GHJFKH “I worked hard to keep this going for 53 seasons” HOW OLD ARE YOU TSUMUGI
I KEPT DANGANRONPA ALIVE UPHILL BOTH WAYS IN THE SNOW
her line about being a cosplaycat criminal is just fuckin there it like comes out of nowhere and then keebo goes like ALL RIGHT TIME TO DESTROY THE SCHOOL they definitely just affirmed in 1 line that the whole thing could’ve been a lie. thanks kodaka
WHY DOES KEEBO HAVE A SELF DESTRUCT BUTTON ON THE FRONT OF HIS BODY THIS IS DOOFENSCHMIRTZ LEVEL DESIGN
anyway, that’s everything. if you want to see a couple of my thoughts on the epilogue, you can read them here. however, after refreshing the ending trial, I feel like my opinion has become a little more ambiguous again since the trial bombards you with confusing yet prominent information. it provoked a particular thought in me…
if you decide to believe the final trial and tsumugi’s story, you get v3′s ending of supposedly successfully changing the world. even if they defeated an imperceived threat, at least they succeeded at something.
if you decide that the final trial is a lie… you are deciding that experience was simply part of the conjured narrative on behalf of bringing better meaning to the other games in the series. (e.g. the other games get to be more than plotlines controlled by people who never cared about the positive messages they were conveying and only did it out of obligation or a desire to create a killing game.)
it’s an interesting dilemma, huh? is there a middle ground to be found?
I mean, these two ideas can coexist in some ways. they could always exist in within the danganronpa universe where people have decided to capitalize on past killing games. that’s always a fun one.
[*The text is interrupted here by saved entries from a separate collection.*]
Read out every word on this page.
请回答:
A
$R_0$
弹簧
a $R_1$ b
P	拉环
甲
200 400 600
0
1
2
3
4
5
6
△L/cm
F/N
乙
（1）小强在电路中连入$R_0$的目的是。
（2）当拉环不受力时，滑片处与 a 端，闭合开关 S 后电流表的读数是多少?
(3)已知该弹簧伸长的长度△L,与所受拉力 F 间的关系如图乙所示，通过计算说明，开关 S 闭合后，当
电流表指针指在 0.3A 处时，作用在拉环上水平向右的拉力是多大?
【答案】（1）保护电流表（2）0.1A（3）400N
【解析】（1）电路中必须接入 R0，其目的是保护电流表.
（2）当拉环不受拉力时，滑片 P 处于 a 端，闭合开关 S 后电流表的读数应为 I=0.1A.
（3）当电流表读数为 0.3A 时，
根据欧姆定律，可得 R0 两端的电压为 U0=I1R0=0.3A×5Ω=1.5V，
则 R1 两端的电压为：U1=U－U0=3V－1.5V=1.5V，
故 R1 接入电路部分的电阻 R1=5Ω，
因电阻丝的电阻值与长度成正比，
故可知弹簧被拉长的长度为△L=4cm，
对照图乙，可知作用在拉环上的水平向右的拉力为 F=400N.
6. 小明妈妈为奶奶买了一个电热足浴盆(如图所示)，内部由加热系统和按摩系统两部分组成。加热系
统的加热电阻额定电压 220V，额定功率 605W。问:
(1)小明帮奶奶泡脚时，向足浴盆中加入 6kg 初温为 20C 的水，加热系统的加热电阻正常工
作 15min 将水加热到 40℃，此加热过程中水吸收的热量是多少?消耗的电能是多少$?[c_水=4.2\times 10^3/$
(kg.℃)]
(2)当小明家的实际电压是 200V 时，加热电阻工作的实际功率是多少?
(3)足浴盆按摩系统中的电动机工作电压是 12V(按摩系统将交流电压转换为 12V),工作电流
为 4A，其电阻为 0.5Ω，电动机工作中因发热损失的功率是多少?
it’s just really interesting how one’s perspective of this game’s choice of narrative can warp so drastically depending on what kind of feedback you see about it and when you notice how much you like the characters and how much they’ve all collectively grown on you well after you’ve finished playing it. there were all kinds of things in v3 that were poorly handled and I still feel like there wasn’t nearly enough evidence in the game that indicated that the ending was coming (like I wasn’t expecting it AT ALL at the time, even if I considered the possibility that their memories were fake due to the outrageous nature of the story and got spoiled that tsumugi was the mastermind–I thought all the twists were going to be different), but my thoughts on it are always shifting about.
maybe the real message of v3 was how much those characters would go on and mean things to people after the story was over.